I used the San Diego example as a call to DC (not that it went anywhere), along with the example of Cleveland's Business Revitalization District Overlay, which calls for development and design coordination within areas targeted by the city for improvement, and the various examples of design review boards in cities, such as Baltimore's Urban Design & Architecture Advisory Panel.

(DC, like many cities has an historic preservation review process, and there are a couple of federal-related design review processes, but they can be hit or miss, depending.)

And of urban design guidelines for various districts in Vancouver, BC, such as the Downtown Eastside District.

In the recent entry on Alexandria about a land use intensification project there, an Alexandria resident comments in more detail about how the planning approval process works there--a back and forth involving developers, citizens, and planners.

Making the point that it isn't advantageous for developers to start out with the best possible design, because participants and stakeholders need to feel like they've had impact.

Of course, if the participants aren't highly knowledgeable or narrowly committed to particular goals, then the results are likely to be sub-optimal.  I can point to many examples in DC where this is the case.

Slide caption: Podium design: An example of podium design, demonstrating how depth, tactile materials and modulation within the streetwall integrate with the valued attributes of Melbourne’s streets.

I just came across a mention of "development design guidelines" for Central Melbourne, and they are a tool for shaping better outcomes, and if people read them, for educating stakeholders about better design.  From the description:
The Central Melbourne Design Guide has been developed by the City of Melbourne to support the use and interpretation of the Urban Design in the Central City and Southbank Design and Development Overlay Schedule 1 (DDO1) within the Melbourne Planning Scheme.

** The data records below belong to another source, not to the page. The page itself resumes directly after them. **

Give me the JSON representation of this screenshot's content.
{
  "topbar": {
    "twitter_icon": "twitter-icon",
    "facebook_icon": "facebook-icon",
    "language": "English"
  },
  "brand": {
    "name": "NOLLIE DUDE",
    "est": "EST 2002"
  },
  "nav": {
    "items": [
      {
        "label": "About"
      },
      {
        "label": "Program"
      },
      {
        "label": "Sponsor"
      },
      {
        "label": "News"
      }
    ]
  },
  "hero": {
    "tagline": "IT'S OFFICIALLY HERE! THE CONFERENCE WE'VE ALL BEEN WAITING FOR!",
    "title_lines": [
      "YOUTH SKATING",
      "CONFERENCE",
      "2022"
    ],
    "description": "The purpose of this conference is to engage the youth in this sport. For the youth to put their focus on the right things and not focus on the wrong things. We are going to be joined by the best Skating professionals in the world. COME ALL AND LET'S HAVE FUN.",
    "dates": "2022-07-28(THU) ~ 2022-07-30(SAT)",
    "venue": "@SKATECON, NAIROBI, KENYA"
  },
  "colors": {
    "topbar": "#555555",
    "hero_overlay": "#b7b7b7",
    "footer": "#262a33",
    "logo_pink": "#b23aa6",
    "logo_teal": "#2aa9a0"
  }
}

It is an illustrative document that mirrors the structure of DDO1, which are set out in order of scale from the neighbourhood or precinct, to the scale of building interfaces and design detail.
    The Guide uses illustrations and photos to visually communicate the desired outcomes of the objectives and design requirements of the DDO1 with additional images of outcomes we are seeking to avoid. The intent of the graphic format of this document is to make the policy clearer and more accessible to a diverse audience, including the community, designers, planners, and developers.
    The six themes include:

    -- Urban structure
    -- Site Layout
    -- Building Mass
    -- Building Program
    -- Public Interface
    -- Design Detail

    The intent of the easy to use, and simple graphic format of this document is to make the DDO1 clearer and more accessible to a diverse audience, including the community, developers, designers and planners.